Income trusts (stock symbols ending in .un) are different however. Even though they have a distribution that appears like a dividend, they are not always tax friendly. Since income trusts flow through their pre-tax income to investors, it’s the investors who face the bulk of the taxation.
Income Trust Distributions and Tax Implications
Income trust distributions are typically made up of 4 components.
- Return of Capital – You may be surprised to hear that a large portion of some income trust distributions are based on return of capital. What is return of capital? It’s basically taking shareholder money and returning it back to the shareholder. Return of capital is not taxed immediately but reduces your adjusted cost base. In a taxable account, this defers the potential increased capital gains taxation until you sell.
- Other Income/Interest – Other Income (ie. interest) is also usually a large portion of the distribution. Any interest received in a non-registered account is taxed 100% at your marginal rate.

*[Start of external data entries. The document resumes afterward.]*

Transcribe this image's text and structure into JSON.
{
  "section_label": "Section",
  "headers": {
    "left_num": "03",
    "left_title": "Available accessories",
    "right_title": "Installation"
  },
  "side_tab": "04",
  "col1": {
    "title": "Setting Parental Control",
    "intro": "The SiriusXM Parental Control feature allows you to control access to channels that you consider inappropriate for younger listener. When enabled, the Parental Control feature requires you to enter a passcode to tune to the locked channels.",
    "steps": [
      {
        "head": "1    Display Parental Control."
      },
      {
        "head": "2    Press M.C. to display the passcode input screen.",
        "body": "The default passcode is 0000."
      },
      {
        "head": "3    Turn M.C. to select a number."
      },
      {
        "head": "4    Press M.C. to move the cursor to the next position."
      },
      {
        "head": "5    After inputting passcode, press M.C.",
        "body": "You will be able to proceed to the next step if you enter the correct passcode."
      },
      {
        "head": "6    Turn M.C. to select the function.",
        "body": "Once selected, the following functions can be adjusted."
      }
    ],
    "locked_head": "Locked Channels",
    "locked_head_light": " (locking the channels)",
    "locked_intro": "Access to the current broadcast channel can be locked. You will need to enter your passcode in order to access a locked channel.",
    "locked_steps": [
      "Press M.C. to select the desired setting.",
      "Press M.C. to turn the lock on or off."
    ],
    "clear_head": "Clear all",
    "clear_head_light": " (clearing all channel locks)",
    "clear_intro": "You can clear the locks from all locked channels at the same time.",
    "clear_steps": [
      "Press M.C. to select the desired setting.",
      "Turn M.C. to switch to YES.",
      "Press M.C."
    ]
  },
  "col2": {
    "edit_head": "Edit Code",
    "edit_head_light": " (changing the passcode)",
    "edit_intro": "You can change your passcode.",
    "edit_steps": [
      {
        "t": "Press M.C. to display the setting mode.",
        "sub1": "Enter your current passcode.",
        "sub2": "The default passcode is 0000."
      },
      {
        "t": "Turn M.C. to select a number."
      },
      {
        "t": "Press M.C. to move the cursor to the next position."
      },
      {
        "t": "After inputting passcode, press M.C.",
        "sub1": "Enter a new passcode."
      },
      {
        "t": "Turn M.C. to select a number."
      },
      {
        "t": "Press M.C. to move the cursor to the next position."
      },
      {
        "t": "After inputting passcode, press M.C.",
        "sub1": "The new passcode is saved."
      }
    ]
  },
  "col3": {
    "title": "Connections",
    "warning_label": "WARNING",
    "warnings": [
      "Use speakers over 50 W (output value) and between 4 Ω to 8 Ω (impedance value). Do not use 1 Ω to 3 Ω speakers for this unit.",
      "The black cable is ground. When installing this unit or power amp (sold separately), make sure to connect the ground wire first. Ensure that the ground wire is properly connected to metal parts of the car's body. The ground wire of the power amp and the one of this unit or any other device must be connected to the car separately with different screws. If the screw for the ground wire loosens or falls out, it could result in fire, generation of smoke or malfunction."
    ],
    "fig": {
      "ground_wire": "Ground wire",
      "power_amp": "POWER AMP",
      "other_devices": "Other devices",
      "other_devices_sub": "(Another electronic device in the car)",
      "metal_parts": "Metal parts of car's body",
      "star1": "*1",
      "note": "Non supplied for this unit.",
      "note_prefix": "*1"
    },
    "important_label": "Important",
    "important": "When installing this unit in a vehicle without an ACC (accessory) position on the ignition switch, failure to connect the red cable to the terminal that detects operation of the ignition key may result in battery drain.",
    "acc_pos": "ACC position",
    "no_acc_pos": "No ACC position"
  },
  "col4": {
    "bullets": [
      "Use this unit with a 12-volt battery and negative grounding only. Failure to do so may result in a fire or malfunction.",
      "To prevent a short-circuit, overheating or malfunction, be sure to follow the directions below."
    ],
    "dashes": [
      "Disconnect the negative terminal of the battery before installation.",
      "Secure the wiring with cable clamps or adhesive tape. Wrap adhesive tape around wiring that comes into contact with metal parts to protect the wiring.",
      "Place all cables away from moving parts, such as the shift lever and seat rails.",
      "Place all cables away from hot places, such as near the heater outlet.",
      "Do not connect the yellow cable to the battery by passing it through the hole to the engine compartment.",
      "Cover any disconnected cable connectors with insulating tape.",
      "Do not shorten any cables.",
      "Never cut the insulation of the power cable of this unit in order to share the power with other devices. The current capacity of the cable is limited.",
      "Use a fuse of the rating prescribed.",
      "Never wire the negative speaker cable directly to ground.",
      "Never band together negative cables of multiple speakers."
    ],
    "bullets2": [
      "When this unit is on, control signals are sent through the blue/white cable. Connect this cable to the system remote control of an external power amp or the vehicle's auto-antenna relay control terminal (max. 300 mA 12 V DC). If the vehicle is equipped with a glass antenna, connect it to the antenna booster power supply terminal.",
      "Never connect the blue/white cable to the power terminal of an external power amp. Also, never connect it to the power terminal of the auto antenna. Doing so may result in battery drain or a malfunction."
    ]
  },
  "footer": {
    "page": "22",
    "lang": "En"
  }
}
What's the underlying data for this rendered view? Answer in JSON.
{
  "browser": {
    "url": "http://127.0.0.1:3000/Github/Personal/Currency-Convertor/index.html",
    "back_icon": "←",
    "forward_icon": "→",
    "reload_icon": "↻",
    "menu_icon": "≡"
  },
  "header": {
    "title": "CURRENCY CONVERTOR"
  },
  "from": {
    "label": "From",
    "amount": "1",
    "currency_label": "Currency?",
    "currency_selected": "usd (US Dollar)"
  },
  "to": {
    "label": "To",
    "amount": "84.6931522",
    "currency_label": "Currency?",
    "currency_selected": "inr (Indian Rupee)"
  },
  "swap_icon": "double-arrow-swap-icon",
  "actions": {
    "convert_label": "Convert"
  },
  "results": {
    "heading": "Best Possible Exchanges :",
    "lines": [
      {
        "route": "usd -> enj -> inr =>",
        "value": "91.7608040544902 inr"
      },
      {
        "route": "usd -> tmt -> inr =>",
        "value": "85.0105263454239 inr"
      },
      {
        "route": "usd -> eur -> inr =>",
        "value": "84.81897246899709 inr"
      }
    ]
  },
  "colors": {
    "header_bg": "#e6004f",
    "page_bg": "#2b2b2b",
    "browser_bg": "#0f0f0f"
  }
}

- Dividends – This is typically a smaller portion of income trust distributions but is very tax efficient.
- Capital Gains – Capital gains is another popular method of distributions and is taxed 50% of your marginal rate.
Lets take a look at some popular real world income trusts and their distributions. I typically look into a particular companies distribution by visiting the company website.
- Arc Energy Trust (AET.UN) – A popular energy income trust with distributions that consists of 97% income/interest and 3% return of capital (ROC).
- Calloway REIT (CWT.UN) – This is a popular REIT that specializes in commercial properties. The distributions (2007) consist of 45.3% income/interest and 54.7% ROC.
- Yellow Pages (YLO.UN) – The distributions of this popular brand consists of a wide mix of income sources. 1% capital gain, 1% non-eligible dividend income, 5% eligible dividend income, 2% ROC, and 91% other income/interest.
Tax Efficient Strategies
As you can see from the examples above, there’s no set pattern as to how the distributions are divided. As you can see though, other income is typically a large percentage of the distribution which in a taxable account, is taxed at your marginal tax rate. In addition to that, any ROC distributions need to be tracked as it reduces the adjusted cost base of the held position in a non-reg account.
As the taxation (and tracking) of an income trust can be inefficient, I personally keep my income trusts in a tax sheltered account like an RRSP or TFSA. In fact, one of my TFSA strategies is to create an income fund as the distributions can be withdrawn completely tax free. As I have very little exposure in the REIT market, I may start my research there.